A couple of weeks ago, I watched this movie when it showed up on Netflix, rather than waiting for today when it would have been more seasonally appropriate. Another in the vast crop of holiday-themed slasher pics that littered the horror landscape of the 80s, April Fool’s Day is essentially And Then There Were None, slasher-style, complete with all the expected Gothic trappings including secret histories and an evil twin. Or maybe it isn’t that at all?

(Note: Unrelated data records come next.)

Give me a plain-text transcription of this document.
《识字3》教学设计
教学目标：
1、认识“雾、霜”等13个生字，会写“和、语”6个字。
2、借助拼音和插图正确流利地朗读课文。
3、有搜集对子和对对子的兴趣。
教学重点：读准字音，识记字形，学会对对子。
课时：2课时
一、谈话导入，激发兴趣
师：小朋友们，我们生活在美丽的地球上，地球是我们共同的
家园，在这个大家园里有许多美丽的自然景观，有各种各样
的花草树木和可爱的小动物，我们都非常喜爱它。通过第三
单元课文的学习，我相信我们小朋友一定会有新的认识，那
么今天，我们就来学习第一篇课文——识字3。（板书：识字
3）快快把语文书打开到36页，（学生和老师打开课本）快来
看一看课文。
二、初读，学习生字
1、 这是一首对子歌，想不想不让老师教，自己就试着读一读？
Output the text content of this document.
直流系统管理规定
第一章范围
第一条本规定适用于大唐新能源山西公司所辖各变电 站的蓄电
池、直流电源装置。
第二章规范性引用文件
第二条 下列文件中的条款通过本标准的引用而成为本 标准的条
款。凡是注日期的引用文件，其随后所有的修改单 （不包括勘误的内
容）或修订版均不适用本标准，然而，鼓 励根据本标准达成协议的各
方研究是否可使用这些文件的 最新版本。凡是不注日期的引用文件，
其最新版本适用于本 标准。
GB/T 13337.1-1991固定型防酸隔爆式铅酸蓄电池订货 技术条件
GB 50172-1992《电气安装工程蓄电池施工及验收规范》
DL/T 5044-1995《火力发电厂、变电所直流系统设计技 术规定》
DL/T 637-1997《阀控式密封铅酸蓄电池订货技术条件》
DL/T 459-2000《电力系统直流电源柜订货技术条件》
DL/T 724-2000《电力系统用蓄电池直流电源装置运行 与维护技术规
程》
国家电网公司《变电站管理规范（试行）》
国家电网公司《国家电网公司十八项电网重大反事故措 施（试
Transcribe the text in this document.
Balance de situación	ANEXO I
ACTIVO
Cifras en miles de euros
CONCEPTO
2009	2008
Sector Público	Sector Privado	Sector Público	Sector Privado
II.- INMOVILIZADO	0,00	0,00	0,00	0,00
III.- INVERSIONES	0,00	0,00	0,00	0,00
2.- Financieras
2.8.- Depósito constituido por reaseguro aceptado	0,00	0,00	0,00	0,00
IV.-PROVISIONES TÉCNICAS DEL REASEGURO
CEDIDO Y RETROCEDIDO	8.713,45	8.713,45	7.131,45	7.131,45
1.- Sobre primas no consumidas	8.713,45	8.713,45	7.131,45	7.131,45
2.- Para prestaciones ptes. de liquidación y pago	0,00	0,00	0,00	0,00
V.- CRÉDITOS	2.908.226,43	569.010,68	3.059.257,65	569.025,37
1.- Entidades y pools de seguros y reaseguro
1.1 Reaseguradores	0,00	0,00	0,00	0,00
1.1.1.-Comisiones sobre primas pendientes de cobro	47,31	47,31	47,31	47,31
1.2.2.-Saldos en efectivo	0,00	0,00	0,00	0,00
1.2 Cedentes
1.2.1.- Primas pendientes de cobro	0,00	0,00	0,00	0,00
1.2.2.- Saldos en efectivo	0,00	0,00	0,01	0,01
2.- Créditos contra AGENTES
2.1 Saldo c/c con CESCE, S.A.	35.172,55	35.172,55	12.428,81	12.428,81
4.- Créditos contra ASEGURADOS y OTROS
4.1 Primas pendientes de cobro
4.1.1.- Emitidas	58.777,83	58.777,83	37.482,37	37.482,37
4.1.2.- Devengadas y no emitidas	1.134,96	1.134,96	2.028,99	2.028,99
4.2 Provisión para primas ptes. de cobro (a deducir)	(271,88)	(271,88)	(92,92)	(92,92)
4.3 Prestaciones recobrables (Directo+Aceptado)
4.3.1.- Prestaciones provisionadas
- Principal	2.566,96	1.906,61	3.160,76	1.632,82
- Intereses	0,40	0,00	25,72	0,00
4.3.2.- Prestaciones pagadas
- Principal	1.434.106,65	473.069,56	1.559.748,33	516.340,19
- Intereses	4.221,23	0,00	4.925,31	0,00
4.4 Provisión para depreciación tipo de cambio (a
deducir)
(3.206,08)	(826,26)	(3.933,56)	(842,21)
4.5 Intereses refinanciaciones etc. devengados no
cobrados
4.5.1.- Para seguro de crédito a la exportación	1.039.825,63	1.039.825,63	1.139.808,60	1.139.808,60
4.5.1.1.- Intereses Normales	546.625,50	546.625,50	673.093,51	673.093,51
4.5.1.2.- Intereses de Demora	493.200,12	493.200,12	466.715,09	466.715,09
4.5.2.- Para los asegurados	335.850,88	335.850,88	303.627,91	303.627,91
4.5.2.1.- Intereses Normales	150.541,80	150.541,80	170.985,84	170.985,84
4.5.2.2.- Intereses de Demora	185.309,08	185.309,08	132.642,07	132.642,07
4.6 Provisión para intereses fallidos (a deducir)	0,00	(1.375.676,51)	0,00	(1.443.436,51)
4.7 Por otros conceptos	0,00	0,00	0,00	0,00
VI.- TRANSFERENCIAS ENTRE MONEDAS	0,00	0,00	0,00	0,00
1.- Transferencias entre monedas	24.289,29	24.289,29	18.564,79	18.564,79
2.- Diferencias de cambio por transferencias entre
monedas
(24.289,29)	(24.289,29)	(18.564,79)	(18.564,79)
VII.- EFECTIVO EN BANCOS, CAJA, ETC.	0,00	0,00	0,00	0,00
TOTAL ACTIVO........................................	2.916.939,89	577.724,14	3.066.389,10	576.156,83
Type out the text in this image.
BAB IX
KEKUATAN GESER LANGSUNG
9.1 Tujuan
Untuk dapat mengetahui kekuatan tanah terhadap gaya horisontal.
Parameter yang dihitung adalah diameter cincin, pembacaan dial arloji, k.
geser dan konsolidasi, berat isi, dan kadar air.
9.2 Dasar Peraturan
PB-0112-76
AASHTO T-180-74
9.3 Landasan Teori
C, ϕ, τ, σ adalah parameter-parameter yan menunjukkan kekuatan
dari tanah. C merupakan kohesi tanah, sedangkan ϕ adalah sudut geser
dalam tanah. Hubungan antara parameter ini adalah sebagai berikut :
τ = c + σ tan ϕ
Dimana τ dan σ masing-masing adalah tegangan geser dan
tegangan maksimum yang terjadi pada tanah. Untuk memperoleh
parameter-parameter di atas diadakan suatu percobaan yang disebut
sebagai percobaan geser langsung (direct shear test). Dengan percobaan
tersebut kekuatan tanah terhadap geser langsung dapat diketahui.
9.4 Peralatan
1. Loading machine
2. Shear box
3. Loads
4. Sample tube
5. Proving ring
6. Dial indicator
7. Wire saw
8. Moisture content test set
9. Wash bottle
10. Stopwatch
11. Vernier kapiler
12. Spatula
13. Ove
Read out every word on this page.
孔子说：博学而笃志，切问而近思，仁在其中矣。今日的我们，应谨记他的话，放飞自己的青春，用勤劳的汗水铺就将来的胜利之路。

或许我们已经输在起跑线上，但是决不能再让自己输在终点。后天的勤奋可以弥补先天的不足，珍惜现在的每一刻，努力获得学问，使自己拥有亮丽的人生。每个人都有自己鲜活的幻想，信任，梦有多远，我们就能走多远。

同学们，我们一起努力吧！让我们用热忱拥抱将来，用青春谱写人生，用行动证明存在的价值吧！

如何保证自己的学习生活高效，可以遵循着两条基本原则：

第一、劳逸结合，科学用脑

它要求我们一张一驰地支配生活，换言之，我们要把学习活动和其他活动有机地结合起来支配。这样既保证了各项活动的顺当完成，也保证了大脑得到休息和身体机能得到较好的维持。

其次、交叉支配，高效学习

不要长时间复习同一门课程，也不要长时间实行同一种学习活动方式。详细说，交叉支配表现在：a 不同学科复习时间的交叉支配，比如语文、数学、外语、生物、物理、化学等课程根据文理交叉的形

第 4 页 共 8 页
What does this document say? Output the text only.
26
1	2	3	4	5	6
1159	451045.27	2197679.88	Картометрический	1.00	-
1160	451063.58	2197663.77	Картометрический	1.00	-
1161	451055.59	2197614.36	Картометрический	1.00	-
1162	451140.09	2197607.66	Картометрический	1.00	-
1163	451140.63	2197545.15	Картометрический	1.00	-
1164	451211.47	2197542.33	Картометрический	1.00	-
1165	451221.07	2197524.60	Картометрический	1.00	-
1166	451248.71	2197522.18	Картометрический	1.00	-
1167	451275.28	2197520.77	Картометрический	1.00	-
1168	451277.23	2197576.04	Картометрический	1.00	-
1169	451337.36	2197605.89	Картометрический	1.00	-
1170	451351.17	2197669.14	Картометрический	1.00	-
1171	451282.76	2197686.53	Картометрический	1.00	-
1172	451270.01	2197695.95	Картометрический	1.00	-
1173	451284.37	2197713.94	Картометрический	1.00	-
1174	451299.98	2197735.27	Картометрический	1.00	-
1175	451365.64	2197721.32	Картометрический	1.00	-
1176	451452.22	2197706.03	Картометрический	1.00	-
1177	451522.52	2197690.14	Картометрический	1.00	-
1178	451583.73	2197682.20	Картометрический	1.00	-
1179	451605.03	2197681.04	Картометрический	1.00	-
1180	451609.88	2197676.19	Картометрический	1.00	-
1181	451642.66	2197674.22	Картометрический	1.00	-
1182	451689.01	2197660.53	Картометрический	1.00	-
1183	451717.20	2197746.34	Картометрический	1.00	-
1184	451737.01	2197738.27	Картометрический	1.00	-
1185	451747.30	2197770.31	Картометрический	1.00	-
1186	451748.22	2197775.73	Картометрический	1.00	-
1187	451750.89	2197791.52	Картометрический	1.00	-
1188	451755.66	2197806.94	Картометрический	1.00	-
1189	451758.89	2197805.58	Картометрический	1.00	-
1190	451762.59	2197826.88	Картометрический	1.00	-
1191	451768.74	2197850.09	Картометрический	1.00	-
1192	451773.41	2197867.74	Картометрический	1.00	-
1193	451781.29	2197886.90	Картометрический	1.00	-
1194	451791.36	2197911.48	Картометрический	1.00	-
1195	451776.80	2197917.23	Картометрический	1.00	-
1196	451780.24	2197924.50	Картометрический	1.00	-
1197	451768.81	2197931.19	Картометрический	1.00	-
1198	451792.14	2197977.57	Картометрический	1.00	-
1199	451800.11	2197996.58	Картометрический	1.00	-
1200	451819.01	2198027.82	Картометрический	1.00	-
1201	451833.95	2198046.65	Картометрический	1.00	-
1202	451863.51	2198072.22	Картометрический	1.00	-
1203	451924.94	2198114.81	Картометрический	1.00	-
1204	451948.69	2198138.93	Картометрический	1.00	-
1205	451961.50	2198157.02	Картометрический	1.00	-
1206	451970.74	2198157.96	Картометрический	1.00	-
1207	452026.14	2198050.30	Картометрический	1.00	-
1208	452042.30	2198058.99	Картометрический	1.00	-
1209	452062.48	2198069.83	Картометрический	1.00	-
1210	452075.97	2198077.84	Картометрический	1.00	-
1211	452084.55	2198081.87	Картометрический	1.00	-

I was expecting a passable entertainment, at best, but I actually sort of fell in love with it, even (especially) the much-reviled twist ending that grants the film an unusual distinction amongst slasher flicks. Directed by Fred Walton (When a Stranger Calls) and written by Danilo Bach (Beverly Hills Cop) the film is probably at its best in the early moments when the assembled crew are succumbing to various weird and mostly harmless April Fool’s Day pranks, though there are also some surprisingly effective scenes littered throughout, including a ferry accident and the revelation of one character’s secret back story.
The ending is what will make or break the film for most people, though, and in spite of the fact that it’s what the movie is best known for, and that the film is almost thirty years old, I’ll refrain from rehashing it here. Suffice it to say that I was in the “make” category. It didn’t hurt that the starring role was played by Deborah Foreman, who I loved in Sundown: The Vampire in Retreat.